В разведшколе, а затем в абвере Мирзоев прочитал немало советских книг и газет, особенно в последние недели, когда готовился к заданию. В них он часто сталкивался с совершенно непонятными вещами, например, с патриотизмом советских людей, их героизмом в боях с гитлеровскими захватчиками.
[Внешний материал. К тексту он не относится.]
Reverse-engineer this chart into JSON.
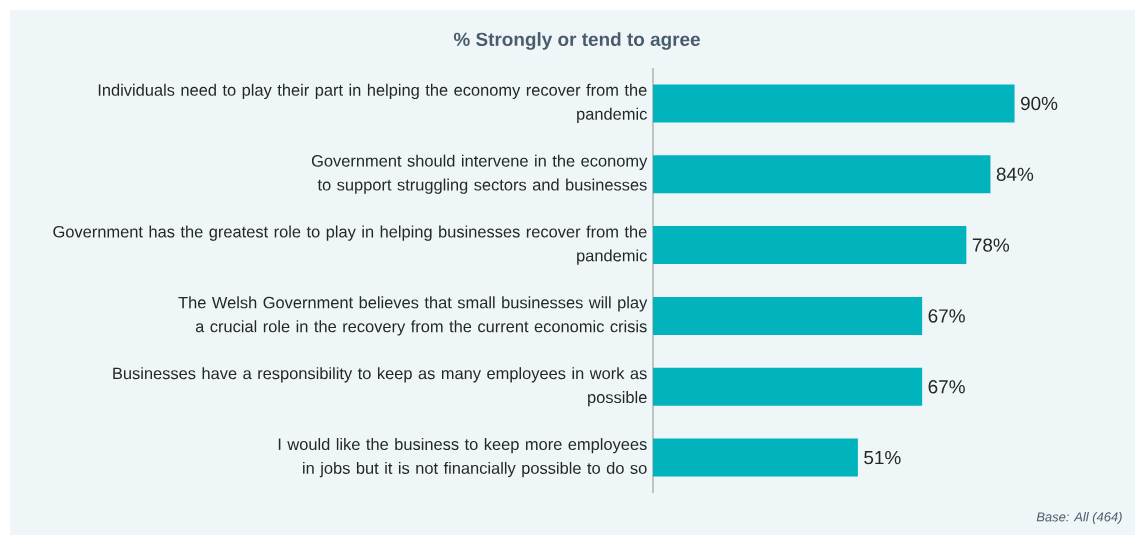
{
  "chart_data": {
    "type": "bar",
    "orientation": "horizontal",
    "title": "% Strongly or tend to agree",
    "categories": [
      "Individuals need to play their part in helping the economy recover from the pandemic",
      "Government should intervene in the economy to support struggling sectors and businesses",
      "Government has the greatest role to play in helping businesses recover from the pandemic",
      "The Welsh Government believes that small businesses will play a crucial role in the recovery from the current economic crisis",
      "Businesses have a responsibility to keep as many employees in work as possible",
      "I would like the business to keep more employees in jobs but it is not financially possible to do so"
    ],
    "values": [
      90,
      84,
      78,
      67,
      67,
      51
    ],
    "value_labels": [
      "90%",
      "84%",
      "78%",
      "67%",
      "67%",
      "51%"
    ],
    "color": "#00b3bc",
    "annotations": [
      "Base: All (464)"
    ]
  }
}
Мирзоев привычно не верил всему этому, как, впрочем, и громким фразам доктора Геббельса. Теперь же у Шамиля невольно возникло сомнение: слишком не похожи оказались советские люди на запуганных роботов, какими он привык представлять их.
В Баку он приехал рано утром. Прежде чем искать пристанище, на всякий случай решил побродить по городу. Обычная вещь: лейтенант-фронтовик возвращается из госпиталя, соскучился по Баку, который давно не видел. Если даже на вокзале он привлек чье-то внимание, это послужит хорошей маскировкой. Мирзоев ожидал увидеть полуразрушенный, мрачный город, придавленный военными невзгодами. Ведь ему не раз встречались в немецких газетах сообщения о жестоких бомбежках Баку германской авиацией. А тут — оживление, красивые улицы без малейших следов разрушений. Да, достоверностью сводки отдела печати вермахта явно не отличались. Единственное, что напоминало о войне, — то и дело попадавшиеся военные да бумажные наклейки на окнах, чтобы осколки стекол не ранили людей при взрывах бомб. Впрочем, и они были лишь мерой предосторожности: Баку, к счастью, не пришлось испытать, что такое налёты.